Automated Promotion? A Study of the Fairness-Economic Tradeoffs in Reducing Crowdfunding Disparities via AI/ML

Lauren Rhue, Jessica Clark

Abstract

Digital platforms have a widely-documented issue with racial disparities, which can result in adverse reputational and economic consequences. Equitable promotion of projects across racial groups can mitigate these disparities. Our research explores how to more equitably determine which projects should be promoted by the platform. Platforms typically rely on their employees to decide what content to highlight, but human decisions are subject to cognitive and implicit biases. We examine whether an algorithmic-based approach to choosing which projects to promote can generate more equitable outcomes for people in traditionally marginalized groups while resulting in equivalent economic outcomes. We perform an observational and simulated study on more than 100,000 projects gathered from crowdfunding platform Kickstarter.com to determine whether machine learning models would diversify the set of promoted projects.

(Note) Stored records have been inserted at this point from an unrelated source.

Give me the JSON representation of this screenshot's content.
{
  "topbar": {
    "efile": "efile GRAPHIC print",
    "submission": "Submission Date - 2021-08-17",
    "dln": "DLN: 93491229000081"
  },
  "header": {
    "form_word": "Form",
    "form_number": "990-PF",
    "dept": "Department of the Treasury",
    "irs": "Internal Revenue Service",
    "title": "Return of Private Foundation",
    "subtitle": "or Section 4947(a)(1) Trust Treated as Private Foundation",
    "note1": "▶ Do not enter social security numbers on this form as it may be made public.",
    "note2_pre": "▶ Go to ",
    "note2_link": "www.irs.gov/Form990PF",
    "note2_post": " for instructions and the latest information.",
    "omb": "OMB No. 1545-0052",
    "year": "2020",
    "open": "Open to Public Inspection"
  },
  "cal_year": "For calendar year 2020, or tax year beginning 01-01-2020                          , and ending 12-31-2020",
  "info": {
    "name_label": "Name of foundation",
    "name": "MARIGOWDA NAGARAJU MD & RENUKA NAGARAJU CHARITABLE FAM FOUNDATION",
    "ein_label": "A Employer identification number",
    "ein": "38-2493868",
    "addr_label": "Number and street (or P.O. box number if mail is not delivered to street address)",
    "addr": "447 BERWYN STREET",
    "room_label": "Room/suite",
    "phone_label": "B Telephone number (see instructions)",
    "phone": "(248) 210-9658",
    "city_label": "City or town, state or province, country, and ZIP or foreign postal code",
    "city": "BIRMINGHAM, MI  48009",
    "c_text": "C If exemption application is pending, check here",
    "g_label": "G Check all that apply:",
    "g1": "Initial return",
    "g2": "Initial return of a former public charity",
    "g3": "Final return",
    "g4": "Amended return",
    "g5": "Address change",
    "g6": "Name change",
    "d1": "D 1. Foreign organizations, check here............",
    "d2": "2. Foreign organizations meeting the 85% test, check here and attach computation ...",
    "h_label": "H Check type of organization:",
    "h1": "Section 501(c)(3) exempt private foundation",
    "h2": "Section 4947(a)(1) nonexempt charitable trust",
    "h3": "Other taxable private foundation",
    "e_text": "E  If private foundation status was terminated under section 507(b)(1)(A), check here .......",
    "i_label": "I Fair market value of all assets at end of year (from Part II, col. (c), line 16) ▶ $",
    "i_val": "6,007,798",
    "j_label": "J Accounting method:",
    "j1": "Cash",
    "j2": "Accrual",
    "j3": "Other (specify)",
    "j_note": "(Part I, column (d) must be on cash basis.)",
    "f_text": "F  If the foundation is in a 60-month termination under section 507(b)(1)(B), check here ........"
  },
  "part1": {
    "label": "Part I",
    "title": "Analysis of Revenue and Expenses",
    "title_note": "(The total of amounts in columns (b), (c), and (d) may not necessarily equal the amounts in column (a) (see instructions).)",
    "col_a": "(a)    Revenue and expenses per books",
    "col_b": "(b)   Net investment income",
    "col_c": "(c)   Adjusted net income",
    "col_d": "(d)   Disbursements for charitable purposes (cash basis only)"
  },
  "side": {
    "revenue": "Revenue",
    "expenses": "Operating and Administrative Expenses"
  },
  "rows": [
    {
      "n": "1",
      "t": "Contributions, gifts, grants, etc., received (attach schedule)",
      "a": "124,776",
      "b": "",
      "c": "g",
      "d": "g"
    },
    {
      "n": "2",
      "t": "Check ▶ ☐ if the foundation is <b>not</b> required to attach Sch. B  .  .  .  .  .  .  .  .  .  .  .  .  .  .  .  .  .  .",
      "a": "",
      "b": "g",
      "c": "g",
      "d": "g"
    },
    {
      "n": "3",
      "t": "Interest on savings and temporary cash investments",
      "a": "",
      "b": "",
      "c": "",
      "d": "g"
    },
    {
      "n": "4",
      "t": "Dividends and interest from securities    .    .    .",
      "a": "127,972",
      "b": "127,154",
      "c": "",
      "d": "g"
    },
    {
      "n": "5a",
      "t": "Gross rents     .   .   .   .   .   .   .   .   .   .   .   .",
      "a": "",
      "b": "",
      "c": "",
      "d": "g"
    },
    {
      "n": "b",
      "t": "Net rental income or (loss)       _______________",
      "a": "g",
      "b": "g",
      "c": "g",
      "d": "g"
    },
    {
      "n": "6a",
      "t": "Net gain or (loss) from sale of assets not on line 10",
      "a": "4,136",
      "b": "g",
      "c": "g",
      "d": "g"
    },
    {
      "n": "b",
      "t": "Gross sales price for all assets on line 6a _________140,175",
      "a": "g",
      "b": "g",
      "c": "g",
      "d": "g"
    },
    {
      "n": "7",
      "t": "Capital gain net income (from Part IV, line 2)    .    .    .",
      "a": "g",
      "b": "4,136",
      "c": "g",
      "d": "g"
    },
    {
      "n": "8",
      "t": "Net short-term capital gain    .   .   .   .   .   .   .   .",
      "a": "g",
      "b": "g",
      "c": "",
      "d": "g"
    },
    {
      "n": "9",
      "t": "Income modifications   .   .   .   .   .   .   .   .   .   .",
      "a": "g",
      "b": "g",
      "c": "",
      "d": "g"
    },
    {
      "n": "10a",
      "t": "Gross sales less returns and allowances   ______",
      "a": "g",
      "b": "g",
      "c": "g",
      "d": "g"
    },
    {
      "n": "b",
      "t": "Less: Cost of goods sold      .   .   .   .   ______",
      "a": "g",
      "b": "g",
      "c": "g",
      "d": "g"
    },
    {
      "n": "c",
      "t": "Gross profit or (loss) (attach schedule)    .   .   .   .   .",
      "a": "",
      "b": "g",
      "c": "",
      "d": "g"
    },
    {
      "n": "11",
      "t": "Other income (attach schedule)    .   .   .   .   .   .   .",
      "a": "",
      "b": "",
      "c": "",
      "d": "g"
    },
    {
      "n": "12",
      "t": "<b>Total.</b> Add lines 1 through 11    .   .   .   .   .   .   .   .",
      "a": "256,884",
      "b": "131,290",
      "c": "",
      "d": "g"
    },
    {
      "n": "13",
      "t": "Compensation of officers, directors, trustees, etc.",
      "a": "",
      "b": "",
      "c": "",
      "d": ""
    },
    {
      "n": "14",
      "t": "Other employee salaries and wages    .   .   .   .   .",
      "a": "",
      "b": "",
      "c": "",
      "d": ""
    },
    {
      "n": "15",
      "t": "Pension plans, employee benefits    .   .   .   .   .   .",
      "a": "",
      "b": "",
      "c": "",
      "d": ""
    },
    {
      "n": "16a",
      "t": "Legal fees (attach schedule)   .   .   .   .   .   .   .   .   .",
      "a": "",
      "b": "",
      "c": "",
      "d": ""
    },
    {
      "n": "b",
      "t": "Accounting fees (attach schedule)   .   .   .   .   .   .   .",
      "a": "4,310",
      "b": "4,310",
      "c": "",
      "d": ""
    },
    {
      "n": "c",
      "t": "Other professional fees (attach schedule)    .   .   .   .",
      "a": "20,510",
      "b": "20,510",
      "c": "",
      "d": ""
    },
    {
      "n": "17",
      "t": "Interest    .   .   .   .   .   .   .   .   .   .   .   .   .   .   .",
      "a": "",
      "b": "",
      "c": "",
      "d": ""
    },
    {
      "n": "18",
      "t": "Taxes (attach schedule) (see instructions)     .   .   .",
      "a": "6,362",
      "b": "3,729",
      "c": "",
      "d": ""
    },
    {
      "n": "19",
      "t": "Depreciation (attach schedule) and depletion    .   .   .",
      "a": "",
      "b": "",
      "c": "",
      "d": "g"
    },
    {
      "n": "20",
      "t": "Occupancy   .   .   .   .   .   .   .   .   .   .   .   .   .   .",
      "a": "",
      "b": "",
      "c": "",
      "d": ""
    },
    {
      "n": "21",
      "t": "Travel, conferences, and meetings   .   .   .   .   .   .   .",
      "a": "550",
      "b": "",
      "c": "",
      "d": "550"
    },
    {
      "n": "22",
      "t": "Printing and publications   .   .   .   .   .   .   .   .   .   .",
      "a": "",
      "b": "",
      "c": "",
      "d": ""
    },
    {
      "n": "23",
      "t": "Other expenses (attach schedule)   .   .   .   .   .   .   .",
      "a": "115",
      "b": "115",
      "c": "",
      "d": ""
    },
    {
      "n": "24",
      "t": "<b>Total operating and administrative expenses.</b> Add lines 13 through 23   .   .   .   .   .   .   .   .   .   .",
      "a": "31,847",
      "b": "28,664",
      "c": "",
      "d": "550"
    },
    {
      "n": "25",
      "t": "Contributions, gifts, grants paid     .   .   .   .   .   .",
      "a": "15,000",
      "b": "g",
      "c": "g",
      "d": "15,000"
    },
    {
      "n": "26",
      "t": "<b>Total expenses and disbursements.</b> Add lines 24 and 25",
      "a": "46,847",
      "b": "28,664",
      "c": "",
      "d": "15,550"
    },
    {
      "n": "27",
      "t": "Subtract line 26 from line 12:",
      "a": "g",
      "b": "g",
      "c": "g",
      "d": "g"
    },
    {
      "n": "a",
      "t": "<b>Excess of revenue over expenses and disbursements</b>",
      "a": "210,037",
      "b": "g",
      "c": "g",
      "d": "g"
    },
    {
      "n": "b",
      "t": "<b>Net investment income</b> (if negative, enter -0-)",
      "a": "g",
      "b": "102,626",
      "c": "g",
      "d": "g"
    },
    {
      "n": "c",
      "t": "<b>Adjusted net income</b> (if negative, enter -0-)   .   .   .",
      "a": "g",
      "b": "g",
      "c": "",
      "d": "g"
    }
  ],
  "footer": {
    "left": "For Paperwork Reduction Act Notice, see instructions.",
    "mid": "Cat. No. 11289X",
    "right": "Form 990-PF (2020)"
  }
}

Our analysis yields three main findings. First, machine learning models—fairness- unaware and fairness-aware models—identify a more diverse set of projects to promote than those selected by employees. Second, promoting a more diverse set of projects diminishes but does not completely eliminate disparities between racial groups. Third, a more equitable promotion scheme does not substantially negatively affect core business outcomes for the platform. This study contributes to the information systems literature related to using machine learning to reduce racial disparities and to research examining the fairness-economic trade-off. Furthermore, this paper provides a practical path forward for digital platforms who want to increase participation from diverse groups, and for potential crowdfunding participants. 


Under review

Not time but place: Location vs. previous choices for prosocial crowdfunding recommendation strategies

Lauren Rhue, Atiya Avery, Jessica Clark

Abstract

Donors on prosocial crowdfunding platforms have two critical motivations for donors: supporting local causes and supporting social connections. Platform recommendation strategies often leverage prior donor choices; however, donors’ choices may be driven by supply constraints rather than their true preferences. In these instances, a recommendation strategy based on donor attributes such as location may better reflect their true preferences. To understand the effectiveness of these two recommendation strategies, we conducted a randomized experiment with 200,000 donors in partnership with a prosocial crowdfunding platform. Donors were randomly selected to receive project recommendations that were either geographically close to their home or geographically close to their previously supported cause. We found that the local recommendation strategy increased the likelihood of clicks and donations. These results are driven by donors without social connections to the platform, indicating that social motivations supersede geographic motivations and suggesting that digital platforms should consider a hierarchical approach. We also found evidence that the local recommendation strategy yields a rich-get-richer effect. We discuss the implications of our findings for digital platforms as well as the practical implications for our research context of education in the United States.